Some of these challenges have gone well. Some have been less successful (why does this lace pattern scarf suddenly have 107 stitches? I don’t…damn it). As I was contemplating the sum total the other day, however, I realized I hadn’t yet done any sort of comics challenge.

And thus Comics A–Z was born.

We’ve finished up our first challenge: pairing comics/graphic novels. This week, we’re tackling part two of challenge number two: a hero for every letter of the alphabet.

Remember, I’m attempting to use naming conventions from the country of origin (Japanese heroes, for example, will be listed first name, surname as the surname is given precedence where as American/European heroes will be listen surname, first name). I’m also going to do my best not to use two heroes from the same series unless I’m really stuck.

K: King, Freddie

Design major Freddie is sure she’s finally landed her first big job remodeling gig: her friend Dave’s cafe. After all, he has just returned from a year’s magical walkabout in Ensenia Solari. At his welcome home party, however, Freddie and two of her friends are sucked through a portal, infused with mystic powers, and find themselves in possession of sacred weapons that don’t actually belong to them. They have no choice but to take up the weapon’s quest though, confused, unprepared, and with the weapon’s rightful owners on their trails. So much ensuing. So much mayhem. Delightful, queer, diverse mayhem.

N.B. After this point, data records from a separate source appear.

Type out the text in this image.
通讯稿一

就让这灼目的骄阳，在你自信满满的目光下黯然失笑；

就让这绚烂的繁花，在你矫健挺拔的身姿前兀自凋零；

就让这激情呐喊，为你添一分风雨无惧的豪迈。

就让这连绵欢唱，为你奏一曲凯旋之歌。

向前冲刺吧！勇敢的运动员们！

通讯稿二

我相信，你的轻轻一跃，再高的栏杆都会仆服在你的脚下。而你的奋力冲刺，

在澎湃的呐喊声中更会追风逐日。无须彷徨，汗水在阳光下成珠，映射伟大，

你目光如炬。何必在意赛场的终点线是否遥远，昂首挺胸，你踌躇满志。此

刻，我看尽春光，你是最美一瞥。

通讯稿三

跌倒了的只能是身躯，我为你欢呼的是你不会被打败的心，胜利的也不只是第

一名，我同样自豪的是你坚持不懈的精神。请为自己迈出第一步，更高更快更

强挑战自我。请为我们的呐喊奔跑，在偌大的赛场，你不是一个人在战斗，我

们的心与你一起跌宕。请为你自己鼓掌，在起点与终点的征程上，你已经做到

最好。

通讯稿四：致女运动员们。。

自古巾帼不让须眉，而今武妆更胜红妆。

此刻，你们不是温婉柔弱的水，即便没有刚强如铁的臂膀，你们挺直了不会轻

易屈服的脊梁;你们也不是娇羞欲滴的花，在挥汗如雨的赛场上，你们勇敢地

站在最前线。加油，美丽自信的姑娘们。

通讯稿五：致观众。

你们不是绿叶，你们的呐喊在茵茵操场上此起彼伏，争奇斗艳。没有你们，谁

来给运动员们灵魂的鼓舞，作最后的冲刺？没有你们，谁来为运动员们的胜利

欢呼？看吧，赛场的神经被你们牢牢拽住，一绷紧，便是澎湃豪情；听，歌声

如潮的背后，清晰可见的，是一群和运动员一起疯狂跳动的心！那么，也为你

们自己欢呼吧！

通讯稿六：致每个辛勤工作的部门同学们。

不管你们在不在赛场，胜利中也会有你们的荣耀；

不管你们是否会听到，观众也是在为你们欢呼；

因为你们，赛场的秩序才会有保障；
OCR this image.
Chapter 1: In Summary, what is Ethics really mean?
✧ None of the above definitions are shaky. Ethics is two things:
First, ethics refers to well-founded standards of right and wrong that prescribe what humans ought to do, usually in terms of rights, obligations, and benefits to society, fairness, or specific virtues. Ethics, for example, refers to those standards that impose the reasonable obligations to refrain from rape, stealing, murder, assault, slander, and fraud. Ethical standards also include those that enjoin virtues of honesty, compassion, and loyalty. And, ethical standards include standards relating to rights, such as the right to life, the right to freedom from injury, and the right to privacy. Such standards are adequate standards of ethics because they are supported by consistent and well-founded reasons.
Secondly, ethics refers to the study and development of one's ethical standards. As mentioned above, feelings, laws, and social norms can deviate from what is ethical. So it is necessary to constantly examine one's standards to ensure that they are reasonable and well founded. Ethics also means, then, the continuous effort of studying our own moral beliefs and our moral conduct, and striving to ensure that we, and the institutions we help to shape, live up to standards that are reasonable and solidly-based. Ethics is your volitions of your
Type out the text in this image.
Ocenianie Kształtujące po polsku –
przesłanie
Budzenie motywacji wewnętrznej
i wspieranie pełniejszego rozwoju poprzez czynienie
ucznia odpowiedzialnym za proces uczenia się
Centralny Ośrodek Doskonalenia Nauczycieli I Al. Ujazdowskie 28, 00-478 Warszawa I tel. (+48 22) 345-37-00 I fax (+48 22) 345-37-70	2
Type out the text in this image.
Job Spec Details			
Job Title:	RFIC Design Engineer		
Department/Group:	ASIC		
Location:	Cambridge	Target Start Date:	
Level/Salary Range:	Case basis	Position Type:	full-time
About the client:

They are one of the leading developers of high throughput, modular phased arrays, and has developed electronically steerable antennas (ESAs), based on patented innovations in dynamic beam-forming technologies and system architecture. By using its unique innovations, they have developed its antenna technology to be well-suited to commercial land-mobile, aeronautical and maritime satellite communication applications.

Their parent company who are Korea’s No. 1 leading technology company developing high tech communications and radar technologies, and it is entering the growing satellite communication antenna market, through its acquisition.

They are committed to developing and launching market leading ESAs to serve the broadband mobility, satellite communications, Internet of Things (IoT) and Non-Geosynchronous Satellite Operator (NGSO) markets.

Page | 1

(The Substitutes by Myisha Haynes)

L: Leiburne-Thornton, Na’ya

Na’ya and her cousin Ailis get to go to school at night. Magic school, of course. The other students are vampires, shifters, and weirns and their classrooms crystal caves, swamps, and dragon racecourses. Sweet, right? Sweet. But when Na’ya’s little brother D’nesh goes missing in the Silent Woods, about which creepy stories and maybe not-so-tall tales abound, Na’y, Ailis, and their friends have to confront their fears, and the very real specters of the past, to save him.

(The Weirn Books, Vol. 1: Be Wary of the Silent Woods by Svetlana Chmakova)

M: Maou, Sadaou

Okay, so technically he’s the devil, but some time on Earth has been good for Maou-San. He’s learned how to live within his means, how to get along with his nemesis, how to…make up for his past…okay, he hasn’t learned any of those things. But he has learned how to earn a living as a part-timer at the local branch of MgRonald, a fast food franchise near the crappy Tokyo apartment he shares with his one-time general, Ashiya (apparently, cosmic powers really like Tokyo) while they try to find a way to reinstate his Maou’s powers and his former status. The plot thickens when a modern version of the human hero who sent Satan and Ashiya running for cover tracks them down in Japan.

(The Devil is a Part Timer by Satoshi Wagahara and Oniku)

N: Namor

I will never miss a chance to remind the world that Namor was King of Atlantis before Aquaman (first appearances 1939 vs.1941). Namor also wins the dubious honor of being by far the bigger douchebag, having tried to eliminate surface dwellers on multiple occasions including the time he tried to drown the entire nation of Wakanda, but in fairness I think we can all agree we have it coming. He’s also been an Avenger, though, so…depends on his mood on a given day, I guess. My favorite Namor stories are the ones where he tries to seduce Sue Storm away from Reed Richards because, Poseidon knows, she deserves a guy who treats her like, oh, I don’t know, a person instead of a science experiment with a hairdo. Additionally, Namor is a much snappier dresser (and I’m not only talking about the scaly speedo) and has better hair.

O: Orrelios, Garazeb

He’s big, he’s purple, he’s grumpy, and also he’s delightful. I love the whole Ghost family, but bo-rifle to head, if I had to pick out someone to hang out at the canteen with, I’d probably choose Zeb. Over the course of his time as a rebel, he went from believing he needed to be redeemed to allowing for the redemption of a man who participated in the massacre of the Lasat, from seeking revenge to seeking a new future. If only all of us could grow so much in such a short span of time.